There are faculty professors here who basically try to discredit the church to prospective teachers. My particular militant feminist professor in Theology said many really unfair and derogatory things about the church. I even wrote a couple thousand word essay on the crazy things we were taught. So to give you one example for context we were told that Jesus probably had 12 women disciples as well but they were written out by the church fathers because they were all sexist and misogynistic. She even boasted in class that she and other professors knew how to get around the bishops ‘meddling’ and that they knew more than priests of the parish. After I graduated I spoke to someone connected to the dean of the university and I heard that she was replaced with two brothers rushed in to take her classes.

In my second Theology class, in the final assignment worth 40% we were asked to write an essay on why the syllabus of the Catholic education should be taken away from bishops and given to university professors. In a parallel class a friend of mine had the question of whether or not Jesus should be taken out of the Catholic religion syllabus because it separated students from those going to secular schools.
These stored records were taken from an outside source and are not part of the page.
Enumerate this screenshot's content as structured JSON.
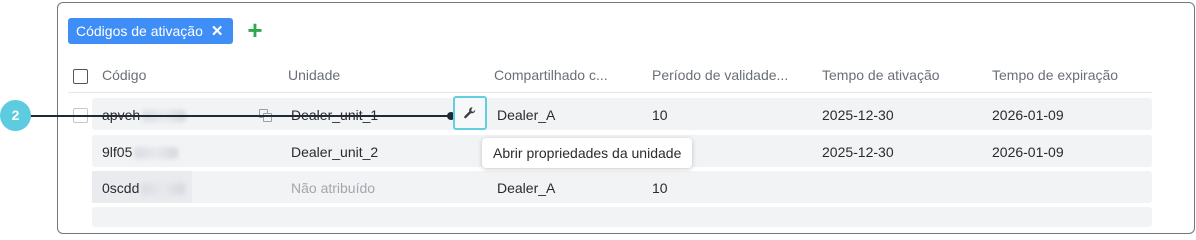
{
  "filter": {
    "chip_label": "Códigos de ativação",
    "remove_glyph": "✕",
    "add_glyph": "+"
  },
  "table": {
    "columns": [
      "Código",
      "Unidade",
      "Compartilhado c...",
      "Período de validade...",
      "Tempo de ativação",
      "Tempo de expiração"
    ],
    "rows": [
      {
        "code": "apveh",
        "unit": "Dealer_unit_1",
        "shared": "Dealer_A",
        "validity": "10",
        "activation": "2025-12-30",
        "expiration": "2026-01-09"
      },
      {
        "code": "9lf05",
        "unit": "Dealer_unit_2",
        "shared": "",
        "validity": "",
        "activation": "2025-12-30",
        "expiration": "2026-01-09"
      },
      {
        "code": "0scdd",
        "unit": "Não atribuído",
        "shared": "Dealer_A",
        "validity": "10",
        "activation": "",
        "expiration": ""
      }
    ]
  },
  "tooltip": "Abrir propriedades da unidade",
  "callout": {
    "number": "2"
  },
  "colors": {
    "chip_bg": "#3f8ef7",
    "add_green": "#2fa84f",
    "highlight_cyan": "#62cfe1",
    "callout_cyan": "#5dcbe0"
  }
}
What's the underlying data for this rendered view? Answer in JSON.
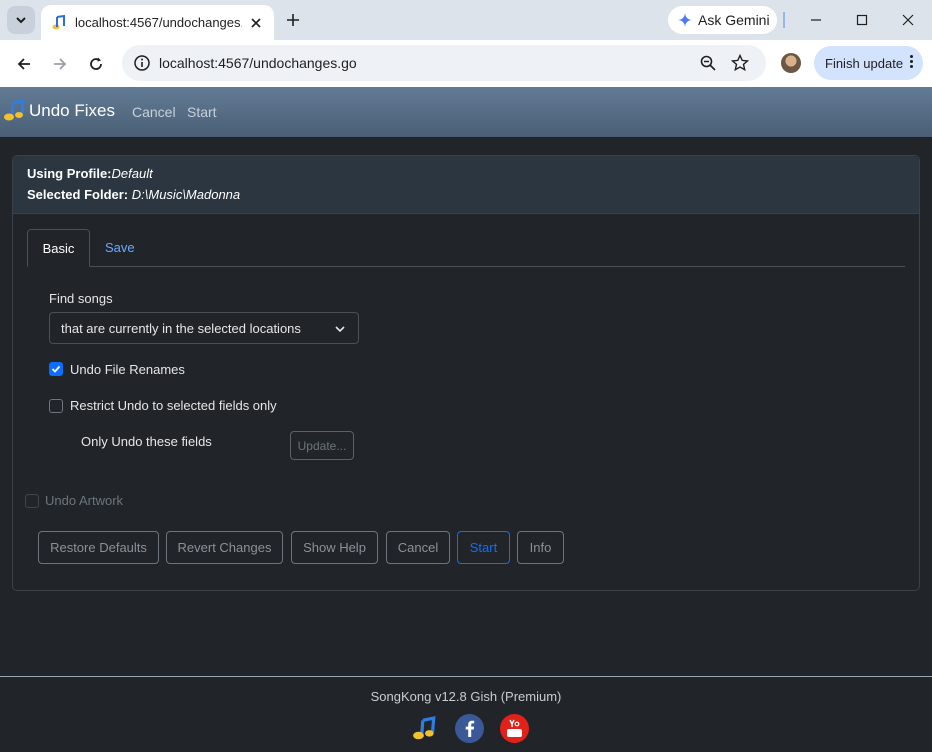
{
  "browser": {
    "tab_title": "localhost:4567/undochanges.go",
    "url": "localhost:4567/undochanges.go",
    "ask_gemini": "Ask Gemini",
    "finish_update": "Finish update"
  },
  "navbar": {
    "title": "Undo Fixes",
    "links": [
      "Cancel",
      "Start"
    ]
  },
  "header": {
    "profile_label": "Using Profile:",
    "profile_value": "Default",
    "folder_label": "Selected Folder:",
    "folder_value": "D:\\Music\\Madonna"
  },
  "tabs": [
    "Basic",
    "Save"
  ],
  "form": {
    "find_songs_label": "Find songs",
    "find_songs_value": "that are currently in the selected locations",
    "undo_renames_label": "Undo File Renames",
    "undo_renames_checked": true,
    "restrict_label": "Restrict Undo to selected fields only",
    "restrict_checked": false,
    "only_fields_label": "Only Undo these fields",
    "update_button": "Update...",
    "undo_artwork_label": "Undo Artwork",
    "undo_artwork_checked": false
  },
  "buttons": [
    "Restore Defaults",
    "Revert Changes",
    "Show Help",
    "Cancel",
    "Start",
    "Info"
  ],
  "footer": {
    "text": "SongKong v12.8 Gish (Premium)"
  },
  "colors": {
    "accent": "#0d6efd",
    "navbar": "#566c84",
    "background": "#212529",
    "facebook": "#3b5998",
    "youtube": "#e0221b"
  }
}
Once in the classroom my co-teacher (a diocese directive) and supervisor wanted to replace the Bible with the Harry Potter series because she thought it contained more ‘moral truth’ for the students. She prevented me from teaching religion to the students presumably because I was traditional. I had a talk to our parish priest and the next week I was allowed to teach religion before she pulled the plug again. Eventually I got to teach most of the last term in this subject but she was very anti church and she left the next year to become a religious co-ordinator at another school.